Soruşturma İznine İtiraz Dilekçesi
ADANA BÖLGE İDARE MAHKEMESİ’NE
GÖNDERİLMEK ÜZERE
VALİLİK MAKAMINA
İTİRAZ EDEN :
İTİRAZ EDİLEN KARAR : X Karar numaralı Soruşturma izni verilmesine ilişkin karar
TEBLİĞ TARİHİ : X
AÇIKLAMALAR :
X tarihinde sabah saat X civarında hasta X poliklinikte tarafımca muayene edilmiştir. Hasta X şikâyetlerinde, aralıklarla gelen kendiliğinden geçen bir baş ağrısı tarif etmiştir. Muayenede ise hastada; tıkayıcı hidrosefali bulguları olan “ Dirençli-ilaca cevap vermeyen baş ağrısı, bulantı-kusma, denge bozukluğu, yürüme bozukluğu, bulanık görme, çift görme gibi vizüel bozukluklar, idrar kaçırma vb.” bulguların hiçbirisi bulunmamaktaydı. Gerek hastanın şikâyetlerinde gerekse tarafımca yapılan muayenede rahatsızlığa ilişkin hiçbir bulgu tespit edilememiştir.
Hasta X, tamamen fizik ve nörolojik muayene olarak normal durumdaydı. Ancak yine de tedbir amaçlı olarak hastaya beyin tomografisi istenmiştir. Yaklaşık bir saat sonra çekilen tomografi tarafımdan değerlendirilmiştir. Radyoloji uzmanı Dr. X’ın hasta X’un tomografisine yazmış olduğu raporda da belirtildiği gibi hastanın beyninde bir lezyon vardı. Bu lezyonun damarsal bir lezyon mu veya tümoral Bir kitle mi ve ya başka bir şey mi olduğunun anlaşılması için hastaya MR tetkiki öneriliyordu. (Söz konusu rapor ekte sunulmuştur.) bunun üzerine bende tomografiyi görünce hastadan derhal MR istedim ve durumu hastaya ve kızına anlattım. Zaten son derece normal gözüken hasta X MR için gerekli evrakı alarak MR çektirmek üzere poliklinikten ayrılmıştır. Özetle; çekilen tomografide tıkanmış Akut Hidrosefali Görünümü kesinlikle yoktu ve radyoloji tomografi raporunda da net olarak tespit edilmiştir. Yani Aquaduct açıktı ve baş dolanımında bir tıkanıklık kesinlikle mevcut değildi.

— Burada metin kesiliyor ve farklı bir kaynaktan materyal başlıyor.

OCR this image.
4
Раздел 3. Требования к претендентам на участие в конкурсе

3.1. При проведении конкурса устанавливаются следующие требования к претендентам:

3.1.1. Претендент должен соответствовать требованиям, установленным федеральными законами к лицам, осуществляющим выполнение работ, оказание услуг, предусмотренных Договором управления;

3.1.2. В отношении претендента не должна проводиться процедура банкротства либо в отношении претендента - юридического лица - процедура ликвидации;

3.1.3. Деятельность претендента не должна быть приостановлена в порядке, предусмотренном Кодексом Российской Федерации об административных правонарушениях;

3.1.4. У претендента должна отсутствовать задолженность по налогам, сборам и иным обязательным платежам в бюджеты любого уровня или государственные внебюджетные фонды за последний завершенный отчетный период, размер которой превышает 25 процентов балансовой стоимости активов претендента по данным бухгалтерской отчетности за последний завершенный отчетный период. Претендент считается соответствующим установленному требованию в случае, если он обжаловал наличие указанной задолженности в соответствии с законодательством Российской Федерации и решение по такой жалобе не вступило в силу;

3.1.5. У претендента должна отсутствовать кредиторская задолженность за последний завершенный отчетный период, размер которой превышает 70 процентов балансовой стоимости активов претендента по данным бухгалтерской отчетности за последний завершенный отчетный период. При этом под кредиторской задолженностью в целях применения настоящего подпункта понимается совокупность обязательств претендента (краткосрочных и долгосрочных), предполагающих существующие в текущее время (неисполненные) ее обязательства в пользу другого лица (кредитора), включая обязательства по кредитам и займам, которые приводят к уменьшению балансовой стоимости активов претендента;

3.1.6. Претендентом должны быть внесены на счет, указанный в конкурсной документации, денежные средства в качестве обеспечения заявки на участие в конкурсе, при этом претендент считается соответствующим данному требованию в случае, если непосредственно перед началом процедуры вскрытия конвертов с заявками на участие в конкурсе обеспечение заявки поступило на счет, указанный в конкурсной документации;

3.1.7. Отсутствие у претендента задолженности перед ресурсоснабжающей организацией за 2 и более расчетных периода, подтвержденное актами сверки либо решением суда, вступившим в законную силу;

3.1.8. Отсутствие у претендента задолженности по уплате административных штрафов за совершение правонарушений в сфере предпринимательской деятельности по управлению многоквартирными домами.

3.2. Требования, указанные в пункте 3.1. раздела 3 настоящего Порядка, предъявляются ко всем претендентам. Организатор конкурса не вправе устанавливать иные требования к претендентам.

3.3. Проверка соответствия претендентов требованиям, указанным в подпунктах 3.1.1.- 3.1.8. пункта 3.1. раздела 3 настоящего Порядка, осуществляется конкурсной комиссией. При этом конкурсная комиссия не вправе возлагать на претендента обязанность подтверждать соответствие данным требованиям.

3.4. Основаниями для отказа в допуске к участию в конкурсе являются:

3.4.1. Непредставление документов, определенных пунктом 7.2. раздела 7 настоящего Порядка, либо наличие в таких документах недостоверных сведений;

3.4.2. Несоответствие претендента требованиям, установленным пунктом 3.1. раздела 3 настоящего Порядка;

Aylardır ciddi şikâyeti olmayan ve muayenesinde Akut Hidrosefali bulgusu bulunmayan hasta X’a mevcut lezyonun net ortaya konması için MR çektirilmesi gerekir idi. Bu istemde zaten tarafımdan yapılmıştır. Ancak tomografiyi bir saatte çektirip gelen hasta MR’ı çektirip tarafıma göndermemiş bana müracaat etmemiştir. Kendisinde ciddi bir şikâyet veya hastalık düşünmeyen ve o gün kendisini iyi hisseden hasta sonradan öğrendiğim üzere MR’a randevu alarak evine dönmüştür. Hastanın kendisi tarafıma gelerek “Bana MR için gün verildi, ancak ben çok kötüyüm, ağrıdan duramıyorum ve ya bu şikâyetlerle ben nasıl idare edeceğim.” şeklinde bir bilgi de vermemiştir.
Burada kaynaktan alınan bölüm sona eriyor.